Jen Unwin and her general-practitioner husband, David, presented at the Low Carb Denver conference last March. Just released this last week is a video featuring her produced by the “low-carb cardiologist,” Dr. Bret Scher. Just so you know, this video does not proselytize about low-carb eating, but is about mental and emotional wellness.

I watched this video and found that it gets to the kernel of truth that anyone who must confront when living with a chronic health condition, like diabetes. And that truth answers the question, “how do we sustain motivation to treat an illness that we must live with, all day, every day?”

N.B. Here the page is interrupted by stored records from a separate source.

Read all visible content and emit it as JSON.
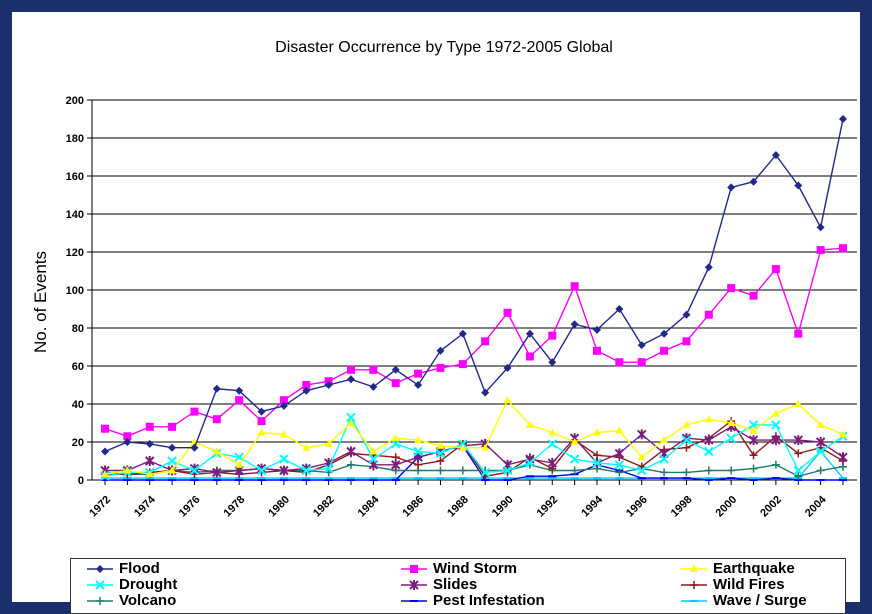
{
  "chart_data": {
    "type": "line",
    "title": "Disaster Occurrence by Type 1972-2005 Global",
    "xlabel": "",
    "ylabel": "No. of Events",
    "ylim": [
      0,
      200
    ],
    "yticks": [
      0,
      20,
      40,
      60,
      80,
      100,
      120,
      140,
      160,
      180,
      200
    ],
    "x": [
      1972,
      1973,
      1974,
      1975,
      1976,
      1977,
      1978,
      1979,
      1980,
      1981,
      1982,
      1983,
      1984,
      1985,
      1986,
      1987,
      1988,
      1989,
      1990,
      1991,
      1992,
      1993,
      1994,
      1995,
      1996,
      1997,
      1998,
      1999,
      2000,
      2001,
      2002,
      2003,
      2004,
      2005
    ],
    "xtick_labels": [
      "1972",
      "1974",
      "1976",
      "1978",
      "1980",
      "1982",
      "1984",
      "1986",
      "1988",
      "1990",
      "1992",
      "1994",
      "1996",
      "1998",
      "2000",
      "2002",
      "2004"
    ],
    "grid": "horizontal",
    "legend_position": "bottom",
    "series": [
      {
        "name": "Flood",
        "color": "#1f2a8a",
        "marker": "diamond",
        "values": [
          15,
          20,
          19,
          17,
          17,
          48,
          47,
          36,
          39,
          47,
          50,
          53,
          49,
          58,
          50,
          68,
          77,
          46,
          59,
          77,
          62,
          82,
          79,
          90,
          71,
          77,
          87,
          112,
          154,
          157,
          171,
          155,
          133,
          190
        ]
      },
      {
        "name": "Wind Storm",
        "color": "#ff00ff",
        "marker": "square",
        "values": [
          27,
          23,
          28,
          28,
          36,
          32,
          42,
          31,
          42,
          50,
          52,
          58,
          58,
          51,
          56,
          59,
          61,
          73,
          88,
          65,
          76,
          102,
          68,
          62,
          62,
          68,
          73,
          87,
          101,
          97,
          111,
          77,
          121,
          122
        ]
      },
      {
        "name": "Earthquake",
        "color": "#ffff00",
        "marker": "triangle",
        "values": [
          3,
          5,
          3,
          5,
          20,
          15,
          8,
          25,
          24,
          17,
          19,
          30,
          15,
          22,
          21,
          18,
          17,
          17,
          42,
          29,
          25,
          20,
          25,
          26,
          12,
          21,
          29,
          32,
          30,
          26,
          35,
          40,
          29,
          24
        ]
      },
      {
        "name": "Drought",
        "color": "#00ffff",
        "marker": "x",
        "values": [
          2,
          4,
          4,
          10,
          5,
          14,
          12,
          5,
          11,
          5,
          6,
          33,
          11,
          19,
          15,
          14,
          19,
          4,
          5,
          9,
          19,
          11,
          9,
          8,
          5,
          11,
          21,
          15,
          22,
          29,
          29,
          5,
          15,
          23
        ]
      },
      {
        "name": "Slides",
        "color": "#7b1e7b",
        "marker": "star",
        "values": [
          5,
          5,
          10,
          5,
          6,
          4,
          5,
          6,
          5,
          6,
          9,
          15,
          8,
          8,
          12,
          15,
          18,
          19,
          8,
          11,
          9,
          22,
          9,
          14,
          24,
          14,
          22,
          21,
          28,
          21,
          21,
          21,
          20,
          12
        ]
      },
      {
        "name": "Wild Fires",
        "color": "#8b1a1a",
        "marker": "plus",
        "values": [
          3,
          3,
          4,
          5,
          3,
          4,
          3,
          4,
          5,
          4,
          8,
          14,
          13,
          12,
          8,
          10,
          19,
          2,
          4,
          12,
          6,
          21,
          13,
          12,
          7,
          16,
          17,
          22,
          31,
          13,
          23,
          14,
          17,
          10
        ]
      },
      {
        "name": "Volcano",
        "color": "#1f7a6b",
        "marker": "plus",
        "values": [
          4,
          3,
          3,
          5,
          4,
          5,
          5,
          6,
          5,
          5,
          4,
          8,
          7,
          5,
          5,
          5,
          5,
          5,
          5,
          8,
          5,
          5,
          6,
          4,
          6,
          4,
          4,
          5,
          5,
          6,
          8,
          2,
          5,
          7
        ]
      },
      {
        "name": "Pest Infestation",
        "color": "#0000ff",
        "marker": "dash",
        "values": [
          0,
          0,
          0,
          0,
          0,
          0,
          0,
          0,
          0,
          0,
          0,
          0,
          0,
          0,
          12,
          15,
          18,
          0,
          0,
          2,
          2,
          3,
          8,
          5,
          1,
          1,
          1,
          0,
          1,
          0,
          1,
          0,
          0,
          0
        ]
      },
      {
        "name": "Wave / Surge",
        "color": "#00ccff",
        "marker": "dash",
        "values": [
          1,
          1,
          1,
          1,
          1,
          1,
          1,
          1,
          1,
          1,
          1,
          1,
          1,
          1,
          1,
          1,
          1,
          1,
          1,
          1,
          1,
          1,
          1,
          1,
          1,
          1,
          1,
          1,
          1,
          1,
          1,
          1,
          15,
          1
        ]
      }
    ]
  }
}
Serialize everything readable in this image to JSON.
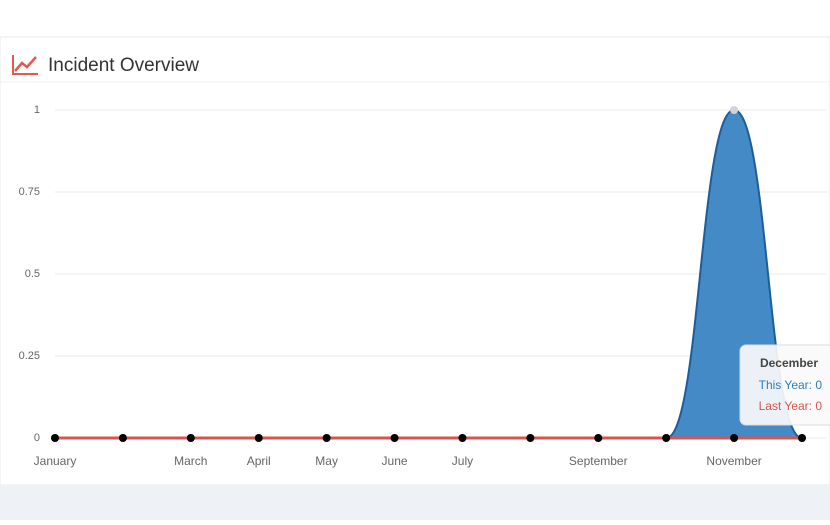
{
  "chart_data": {
    "type": "areaspline",
    "title": "Incident Overview",
    "categories": [
      "January",
      null,
      "March",
      "April",
      "May",
      "June",
      "July",
      null,
      "September",
      null,
      "November",
      null
    ],
    "series": [
      {
        "name": "This Year",
        "color": "#2f7dc0",
        "values": [
          0,
          0,
          0,
          0,
          0,
          0,
          0,
          0,
          0,
          0,
          1,
          0
        ]
      },
      {
        "name": "Last Year",
        "color": "#d9534f",
        "values": [
          0,
          0,
          0,
          0,
          0,
          0,
          0,
          0,
          0,
          0,
          0,
          0
        ]
      }
    ],
    "ylim": [
      0,
      1
    ],
    "yticks": [
      0,
      0.25,
      0.5,
      0.75,
      1
    ],
    "grid": true,
    "tooltip": {
      "title": "December",
      "lines": [
        "This Year: 0",
        "Last Year: 0"
      ]
    }
  }
}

We see our doctor every 90 days, yet this topic seldom arises. We’re faced with the hard clinical data of A1c’s, time in range, and average glucose and often left with the idea that we must “just try harder,” if we want to improve. There’s little, if anything, done to replenish the motivational gas tank that might even make health improvements possible.

Enjoy this video. It inspired me!

Please comment if you find any resonance in the topics Jen Unwin and Bret Scher discuss.


Thanks @terry4, hope to check it out later.

Thanks Terry. I found her very impressive and helpful; I found him less so. The daily struggle of someone with a chronic condition is so much broader than finding a silver bullet and I thought Dr. Scher was really focused on the silver bullet of low carb.

Sometimes the way to get closer to feeling better and more complete may be something as simple as inviting someone to dinner for company even if that meal isn’t ideal.



I appreciate the comment, Maurie. I agree that the simple tonic of social interaction over any type of meal is good for us all. I eat so few meals with others that when I do enjoy company over a meal, I often totally lose sight of things like taking my meal insulin on time!